Democracy in Bangladesh today is fractured and fragile. Two parties, the Awami League and the Bangladesh Nationalist Party, dominate the political space and all of its major institutions. They are both led by matriarchs with family ties to the country's early leaders. Prime Minister Sheikh Hasina of the Awami League is the daughter of Sheikh Mujibur Rahman, the founding father of Bangladesh; Khaleda Zia of the BNP is the widow of Ziaur Rahman.
Both parties exhibit the nepotism that is so prevalent in South Asia, but there is one crucial difference between them. Khaleda Zia's BNP has operated with the official and tacit support of Islamists, both peaceful and militant, while Sheikh Hasina's ruling Awami League has attempted to eradicate Islamism from the country.
It is Prime Minister Hasina who has taken the fight directly to the militants. She has restored the constitution's affirmation of secularism and democracy, provoking riots in Dhaka. She has spearheaded a tribunal to indict and convict the Islamist leaders who attempted to destroy Bangladesh at birth by conspiring with the Pakistani military. The Bangladeshi High Court, undoubtedly with Ms. Hasina's support, banned the Jamaat-e-Islami, an unofficial partner of the BNP, for its criminality, harassment of Hindus and threats to liberal Muslims. This is the same Jamat-e-Islami that virulently opposed Bangladesh's independence and assisted Pakistani soldiers who dismembered their fellow citizens. If this is what an "Islamic" party does, it is no wonder that most Bangladeshis reject it.
Compared to Saudi Arabia, Iraq and Pakistan, political Islam has not been able to root itself in Bangladeshi politics or society. This is partly because Bangladesh historically defined itself in opposition to what it was not: an Islamic republic. A Bengali culture rich in music and literature also immunized Bangladeshis against militant Islam. The rising influence of Islamist militancy is therefore a consequence rather than a cause of Bangladesh's instability.

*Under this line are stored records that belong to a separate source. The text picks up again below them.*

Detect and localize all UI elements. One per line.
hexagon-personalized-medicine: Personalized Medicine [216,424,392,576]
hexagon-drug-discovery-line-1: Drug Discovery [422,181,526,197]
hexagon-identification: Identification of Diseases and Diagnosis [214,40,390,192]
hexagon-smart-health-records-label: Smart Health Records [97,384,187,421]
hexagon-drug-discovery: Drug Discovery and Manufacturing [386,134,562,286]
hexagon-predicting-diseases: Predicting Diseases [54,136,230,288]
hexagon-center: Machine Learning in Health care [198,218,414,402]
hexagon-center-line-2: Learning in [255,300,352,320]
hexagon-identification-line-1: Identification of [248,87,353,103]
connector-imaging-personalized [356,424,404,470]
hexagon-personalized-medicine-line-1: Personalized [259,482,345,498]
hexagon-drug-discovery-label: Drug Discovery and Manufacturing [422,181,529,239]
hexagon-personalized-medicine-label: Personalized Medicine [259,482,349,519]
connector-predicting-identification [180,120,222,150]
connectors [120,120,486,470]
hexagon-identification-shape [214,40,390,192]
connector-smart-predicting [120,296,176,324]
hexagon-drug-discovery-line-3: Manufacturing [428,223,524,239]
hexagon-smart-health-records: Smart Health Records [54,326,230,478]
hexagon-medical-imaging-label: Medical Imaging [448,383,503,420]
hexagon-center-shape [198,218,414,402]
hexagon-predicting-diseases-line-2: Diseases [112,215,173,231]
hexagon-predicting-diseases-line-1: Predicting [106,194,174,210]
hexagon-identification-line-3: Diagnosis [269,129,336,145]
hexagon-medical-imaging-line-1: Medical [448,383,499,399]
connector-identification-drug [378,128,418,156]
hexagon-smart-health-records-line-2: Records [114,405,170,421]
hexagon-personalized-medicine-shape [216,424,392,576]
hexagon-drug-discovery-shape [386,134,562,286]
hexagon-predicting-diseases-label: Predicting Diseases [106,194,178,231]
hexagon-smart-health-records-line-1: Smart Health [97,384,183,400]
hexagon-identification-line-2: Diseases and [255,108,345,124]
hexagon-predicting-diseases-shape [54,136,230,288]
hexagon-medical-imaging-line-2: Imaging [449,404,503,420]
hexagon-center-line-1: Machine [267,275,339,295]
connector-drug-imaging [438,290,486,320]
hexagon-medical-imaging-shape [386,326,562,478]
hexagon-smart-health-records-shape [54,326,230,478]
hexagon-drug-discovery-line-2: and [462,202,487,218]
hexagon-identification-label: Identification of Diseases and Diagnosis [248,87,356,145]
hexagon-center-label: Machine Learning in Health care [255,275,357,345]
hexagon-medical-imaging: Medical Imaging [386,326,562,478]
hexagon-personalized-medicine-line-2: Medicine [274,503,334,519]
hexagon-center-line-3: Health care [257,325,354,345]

But for freethinkers and intellectuals, the mob still holds a veto over their minds. There is always a limit to what one can write when a group of zealots will claim offence against even mild satire, will go out of their way to find the co-ordinates of the thought-criminal online, and will hit him or her with a meat cleaver on the back of the head at the start of the work day. Free speech is something that is taken for granted in the West, so much so that 200 writers could boycott a PEN award for Charlie Hebdo that was given in defence of the very speech that got its editors killed.
In Bangladesh, and much of the developing world, there is no police force that will protect the dissident writer from the humourless mob. To write, to construct sentences, to challenge the status quo even if just on social media, is to put one's life on the line. To do this while understanding that criticism and free inquiry may be one's undoing is to persist in saying that the rational and the democratic must win over the irrational and the totalitarian; that the ironic must supersede the literal.
Rabindranath Tagore, the author of Bangladesh's national anthem, would understand this. It was he, this most famous Bengali of all, who wrote of a world "Where the mind is without fear and the head is held high / Where knowledge is free / Where the world has not been broken up into fragments." The assassin's veto must not be allowed to render the cultivation of such a world impossible.